The second book, Exodus, begins with the Jews enslaved in Egypt until Moses, a reluctant leader, steps up and demands, “Let my people go.” The pharaoh refuses, so God sends plagues upon the Egyptians. Moses then leads the Jews on a 40-year march to freedom through the desert to the Promised Land.
The story of Exodus, a fiery time, teaches us about transitions, freedom and the journey from repression to redemption.
The third book, Leviticus, is one of practices rather than belief. As the Jewish people are stranded in the desert, God gives them rules and laws covering every aspect of life, from food and love to theft and murder. The rules are instructive and invite us to experience the power in ritual.
Some rules may seem esoteric, some may raise profound questions, and many guide us how to live a life of meaning.
The fourth book, Numbers, begins with Moses being commanded to take a census of the Jewish community, reflecting the Jewish belief in individual worth and collective responsibility.
As the Israelites journey toward the land of their ancestors, they receive laws that help them create a calendar of holidays, celebrations, and days of memorial rooted to the land and its cycles, inspired by nature and agriculture and deeply connected to their history as a people.

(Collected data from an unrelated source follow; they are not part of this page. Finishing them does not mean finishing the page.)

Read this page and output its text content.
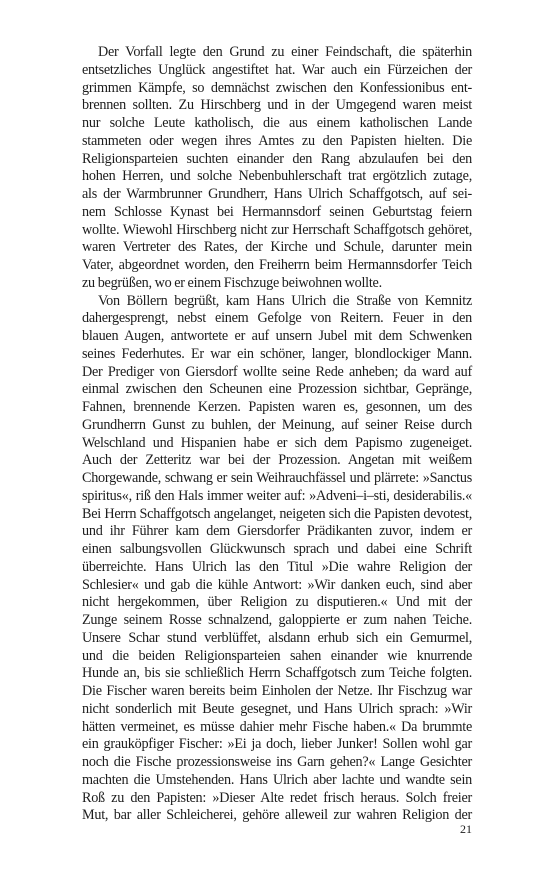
Der Vorfall legte den Grund zu einer Feindschaft, die späterhin
entsetzliches Unglück angestiftet hat. War auch ein Fürzeichen der
grimmen Kämpfe, so demnächst zwischen den Konfessionibus ent-
brennen sollten. Zu Hirschberg und in der Umgegend waren meist
nur solche Leute katholisch, die aus einem katholischen Lande
stammeten oder wegen ihres Amtes zu den Papisten hielten. Die
Religionsparteien suchten einander den Rang abzulaufen bei den
hohen Herren, und solche Nebenbuhlerschaft trat ergötzlich zutage,
als der Warmbrunner Grundherr, Hans Ulrich Schaffgotsch, auf sei-
nem Schlosse Kynast bei Hermannsdorf seinen Geburtstag feiern
wollte. Wiewohl Hirschberg nicht zur Herrschaft Schaffgotsch gehöret,
waren Vertreter des Rates, der Kirche und Schule, darunter mein
Vater, abgeordnet worden, den Freiherrn beim Hermannsdorfer Teich
zu begrüßen, wo er einem Fischzuge beiwohnen wollte.
Von Böllern begrüßt, kam Hans Ulrich die Straße von Kemnitz
dahergesprengt, nebst einem Gefolge von Reitern. Feuer in den
blauen Augen, antwortete er auf unsern Jubel mit dem Schwenken
seines Federhutes. Er war ein schöner, langer, blondlockiger Mann.
Der Prediger von Giersdorf wollte seine Rede anheben; da ward auf
einmal zwischen den Scheunen eine Prozession sichtbar, Gepränge,
Fahnen, brennende Kerzen. Papisten waren es, gesonnen, um des
Grundherrn Gunst zu buhlen, der Meinung, auf seiner Reise durch
Welschland und Hispanien habe er sich dem Papismo zugeneiget.
Auch der Zetteritz war bei der Prozession. Angetan mit weißem
Chorgewande, schwang er sein Weihrauchfässel und plärrete: »Sanctus
spiritus«, riß den Hals immer weiter auf: »Adveni–i–sti, desiderabilis.«
Bei Herrn Schaffgotsch angelanget, neigeten sich die Papisten devotest,
und ihr Führer kam dem Giersdorfer Prädikanten zuvor, indem er
einen salbungsvollen Glückwunsch sprach und dabei eine Schrift
überreichte. Hans Ulrich las den Titul »Die wahre Religion der
Schlesier« und gab die kühle Antwort: »Wir danken euch, sind aber
nicht hergekommen, über Religion zu disputieren.« Und mit der
Zunge seinem Rosse schnalzend, galoppierte er zum nahen Teiche.
Unsere Schar stund verblüffet, alsdann erhub sich ein Gemurmel,
und die beiden Religionsparteien sahen einander wie knurrende
Hunde an, bis sie schließlich Herrn Schaffgotsch zum Teiche folgten.
Die Fischer waren bereits beim Einholen der Netze. Ihr Fischzug war
nicht sonderlich mit Beute gesegnet, und Hans Ulrich sprach: »Wir
hätten vermeinet, es müsse dahier mehr Fische haben.« Da brummte
ein grauköpfiger Fischer: »Ei ja doch, lieber Junker! Sollen wohl gar
noch die Fische prozessionsweise ins Garn gehen?« Lange Gesichter
machten die Umstehenden. Hans Ulrich aber lachte und wandte sein
Roß zu den Papisten: »Dieser Alte redet frisch heraus. Solch freier
Mut, bar aller Schleicherei, gehöre alleweil zur wahren Religion der
21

The fifth and final book, Deuteronomy, details Moses’s farewell at the edge of the Promised Land. He recounts the long journey, reiterates the Ten Commandments and passes leadership to Joshua. Moses, the leader of Jews during the 40-year march to freedom, dies without entering the Promised Land.
This book has a famous and powerful statement of Jewish identity called The Shema: “Hear, O Israel: the Lord our God, the Lord is one.” It is a statement of monotheism, faith and a cornerstone contribution of Judaism to the modern world.